Sanidad propone ahora el uso de la mascarilla obligatoria en las playas cuando se esté paseando o en situaciones en que no haya distancia de seguridad, mientras que se excluye durante el baño, la práctica de deporte o en los periodos de descanso en un lugar fijo, tanto en el mar como en piscinas y otros espacios acuáticos.

Galicia fue una de las comunidades que se oponían a la aplicación de esta nueva normativa. De este modo, la Xunta decidió mantener sus condiciones al menos hasta la resolución de la revisión que se hizo efectiva ayer. De este modo, la mascarilla en suelo gallego seguía sin ser obligatoria en algunos casos de la playa, como cuando uno se baña o toma el sol en la arena (manteniendo la distancia de seguridad). No obstante, tal y como mantiene la ley gallega, su uso seguía siendo necesario a la hora de practicar deporte al aire libre.

El Ministerio de Sanidad ha reculado tras querer imponer el uso de la mascarilla en las playas en todo momento y ayer en la reunión del Consejo Interterritorial trasladó a las comunidades autónomas su propuesta “modular” la obligatoriedad del uso de mascarillas que contempla la ley de nueva normalidad incluso cuando se puede mantener la distancia de seguridad de 1,5 metros.

En concreto, se pretende acordar la regulación del artículo 6.2 que establece que no será exigible el uso de mascarilla en el caso del ejercicio de deporte individual y permite que se pueda exceptuar el uso de la mascarilla cuando, por la propia naturaleza de las actividades, ese uso resulte incompatible, con arreglo a las indicaciones de las autoridades sanitarias.

Así, Sanidad planteó al Pleno del Consejo Interterritorial del Sistema Nacional de Salud que se equipare al ejercicio de deporte individual las actividades que supongan un esfuerzo físico intenso, de carácter no deportivo, al aire libre y de forma individual.

La propuesta declara actividades incompatibles con el uso de la mascarilla: El baño en el mar, lagos o embalses, ríos u otros espacios acuáticos naturales o en piscinas en el exterior o cubiertas; la práctica de deporte en el medio acuático, sea éste natural o artificial; y en los periodos de descanso antes o después del baño o la práctica de deporte en el medio acuático, en el entorno del mismo. En el caso de las playas o en entornos asimilados, solo podrá extenderse mientras esté en un punto determinado y respetando la distancia mínima de 1,5 metros con otras personas que no sean convivientes o asimilados. En las piscinas, solo entre intervalos de actividad.

Tampoco será obligatorio llevar mascarillas en actividades de socorrismo o rescate cuando requieren acceder al medio acuático; en los periodos estrictamente necesarios para comer o beber, en lugares en los que esté autorizado.

En cambio, propone el uso obligatorio de la mascarilla en el paseo por los accesos a playas, lagos y demás entornos naturales; y en el paseo a la orilla del mar y de los demás entornos acuáticos.

El presidente de la Xunta, Alberto Núñez Feijóo, aplaudió el cambio, pues la ley decretada por Sanidad es “consecuencia de una decisión que se tomó durante la primera ola epidemiológica” que sale a la luz cuando el planteamiento es si va a haber o no cuarta ola. Una ley que, “de alguna forma” está “sin efecto” y que, a su juicio, “no es desde luego para presumir de legislación sanitaria seria”.

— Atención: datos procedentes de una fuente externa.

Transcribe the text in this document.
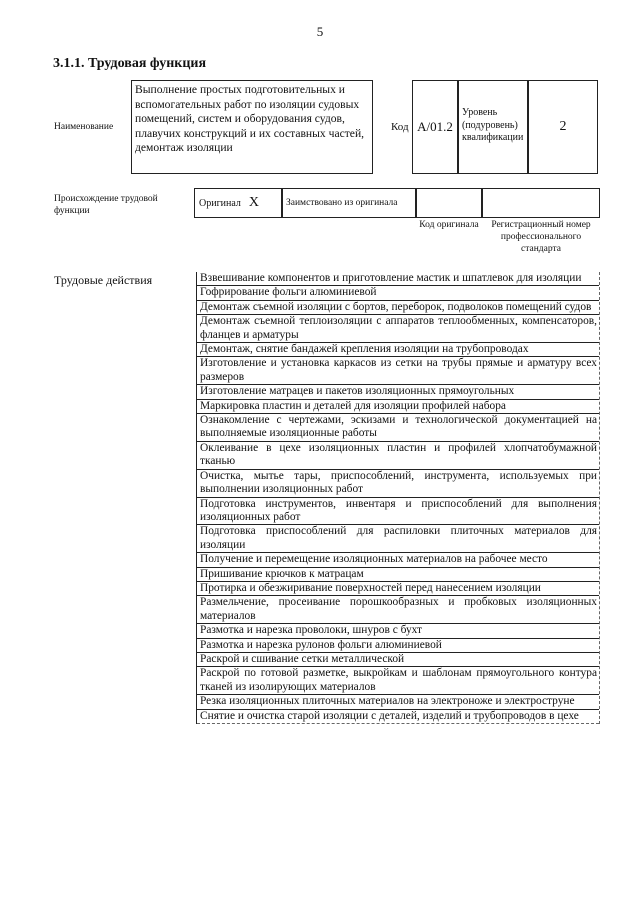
5
3.1.1. Трудовая функция
Наименование
Выполнение простых подготовительных и вспомогательных работ по изоляции судовых помещений, систем и оборудования судов, плавучих конструкций и их составных частей, демонтаж изоляции
Код А/01.2
Уровень (подуровень) квалификации
2
Происхождение трудовой функции
Оригинал X	Заимствовано из оригинала
Код оригинала	Регистрационный номер профессионального стандарта
Трудовые действия	Взвешивание компонентов и приготовление мастик и шпатлевок для изоляции
Гофрирование фольги алюминиевой
Демонтаж съемной изоляции с бортов, переборок, подволоков помещений судов
Демонтаж съемной теплоизоляции с аппаратов теплообменных, компенсаторов, фланцев и арматуры
Демонтаж, снятие бандажей крепления изоляции на трубопроводах
Изготовление и установка каркасов из сетки на трубы прямые и арматуру всех размеров
Изготовление матрацев и пакетов изоляционных прямоугольных
Маркировка пластин и деталей для изоляции профилей набора
Ознакомление с чертежами, эскизами и технологической документацией на выполняемые изоляционные работы
Оклеивание в цехе изоляционных пластин и профилей хлопчатобумажной тканью
Очистка, мытье тары, приспособлений, инструмента, используемых при выполнении изоляционных работ
Подготовка инструментов, инвентаря и приспособлений для выполнения изоляционных работ
Подготовка приспособлений для распиловки плиточных материалов для изоляции
Получение и перемещение изоляционных материалов на рабочее место
Пришивание крючков к матрацам
Протирка и обезжиривание поверхностей перед нанесением изоляции
Размельчение, просеивание порошкообразных и пробковых изоляционных материалов
Размотка и нарезка проволоки, шнуров с бухт
Размотка и нарезка рулонов фольги алюминиевой
Раскрой и сшивание сетки металлической
Раскрой по готовой разметке, выкройкам и шаблонам прямоугольного контура тканей из изолирующих материалов
Резка изоляционных плиточных материалов на электроноже и электроструне
Снятие и очистка старой изоляции с деталей, изделий и трубопроводов в цехе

“En Galicia desde el principio tenemos un protocolo y ese protocolo, si hay que cambiarlo, se ajusta”, manifestó, antes de señalar que “hay que distinguir” en una playa cuando se está caminando o interactuando con una persona, momento en que “sí” se pide mascarilla; de cuando una persona está tomando el sol en la toalla de forma estática momento en que se entiende “que no es necesaria”.

“Son principios básicos que están avalados por el comité clínico”, subrayó Feijóo, quien afirma que “siguen vigentes”. Feijóo también lamentó el “nivel de improvisación excesivo” en el ámbito legislativo, algo “inadmisible en pandemia”.

“Si hay algo que hay que hacer con rigor es la gestión de la salud pública. Si en España hay cosas que no hicimos con rigor desde el punto de vista legislativo, fue la gestión de la salud pública en esta pandemia”, insistió.